Blue_Waters_by_lucias_tears

I’m dressed
water, fat, muscle, bone
makes up the me
say nothing of the heart
that beats ‘neath fine skin
a blade between ribs
would empty me
spill the empathy
that holds so heavy
I’m losing strength
to carry this
I see it now a burden
yet this is who I am

Not a day passes
when I don’t ‘feel’
I hear the calls
watch arms above the waterline
I know they’re drowning
friends say they can swim
strip the water, fat, muscle, bone
I can’t, I don’t believe them
I dive in regardless of the blade

Copyright JMTacken 11.2.2015

 

K still struggles, trying to find work, dealing with her BPD.
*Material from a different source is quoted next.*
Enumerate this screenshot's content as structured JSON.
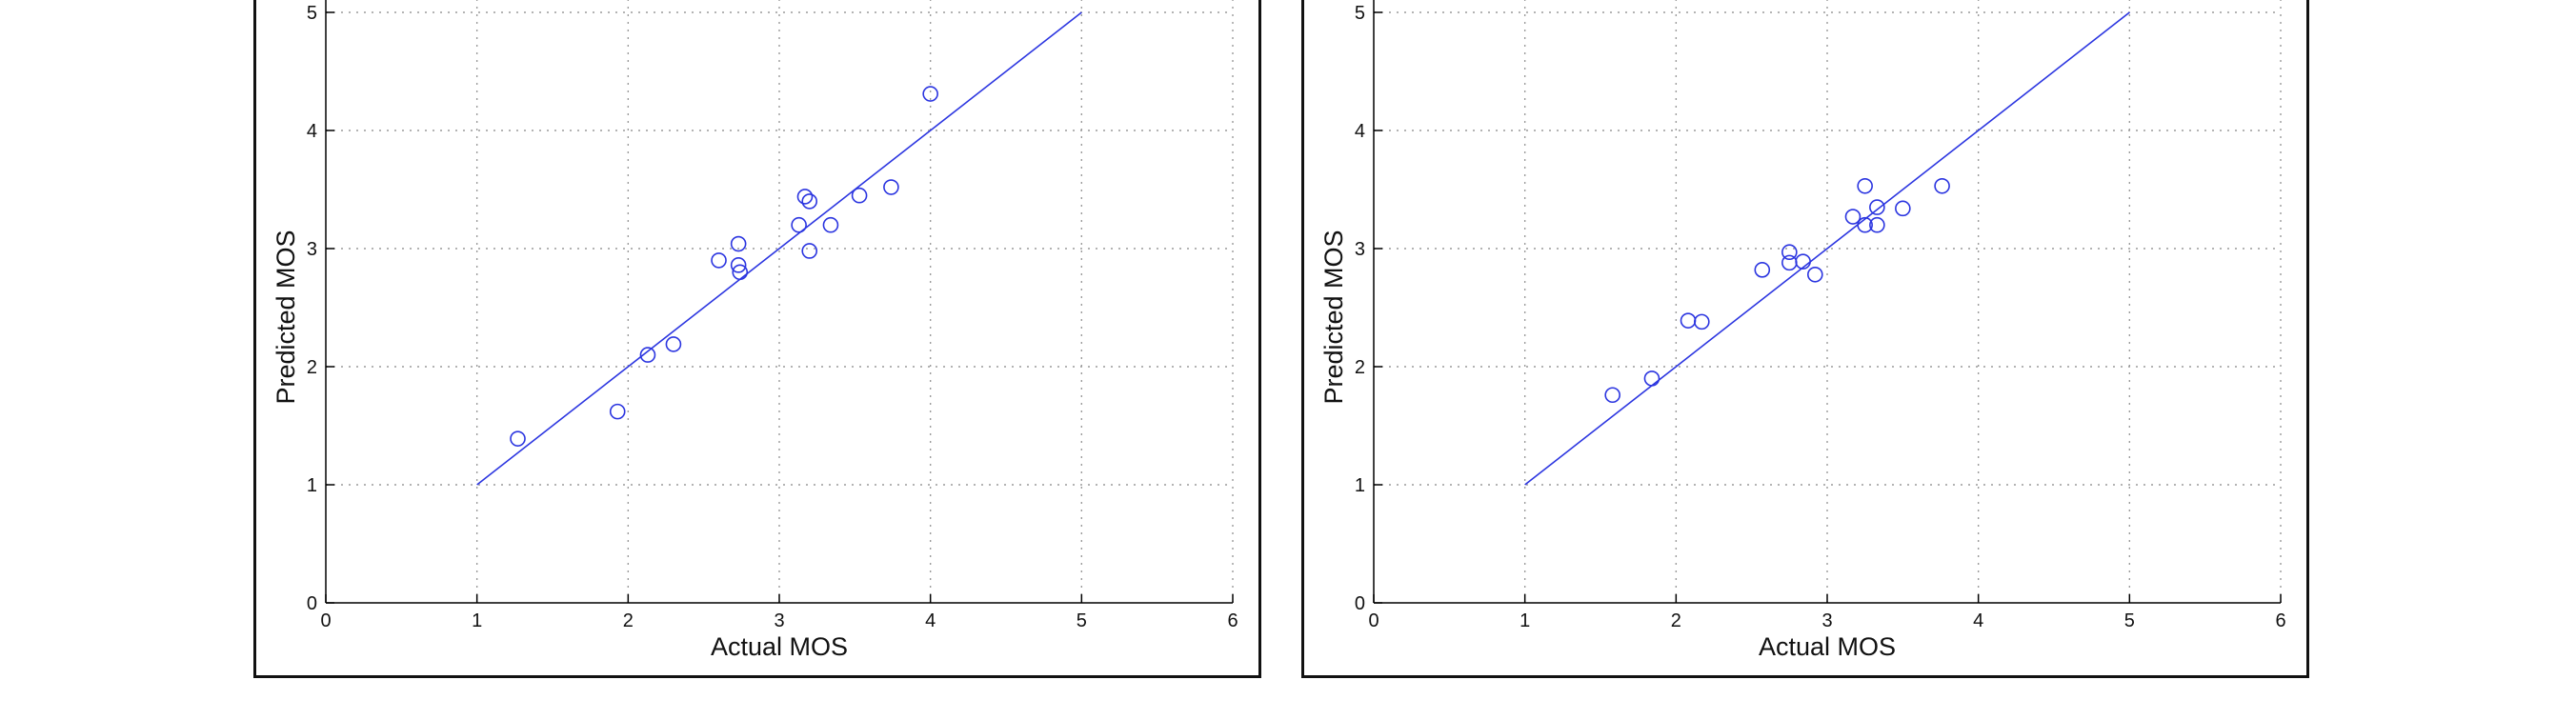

Tests from her seizure on the 21st December are still  being undertaken. The Neurologist said Epilepsy, but not conclusive until a further MRI and sleep deprived half day EEG are performed.

Pop is still in the Rehab Hospital, they are saying if he can stand out of the chair without assistance, or walk with his walker, with confidence , he may be able to go back home on the 19th, I can’t see this happening.

I visited him this afternoon and took him in the wheelchair to sit under the trees, as he hasn’t been out doors for 3 weeks.

Mr.S and I had a weekend away last weekend, but my mind is always elsewhere and it is draining me.

Thank you you for the emails and messages, I’m just tired and haven’t been able to concentrate on writing or reading your posts. I hope to soon. I hope you are all well, I have missed you.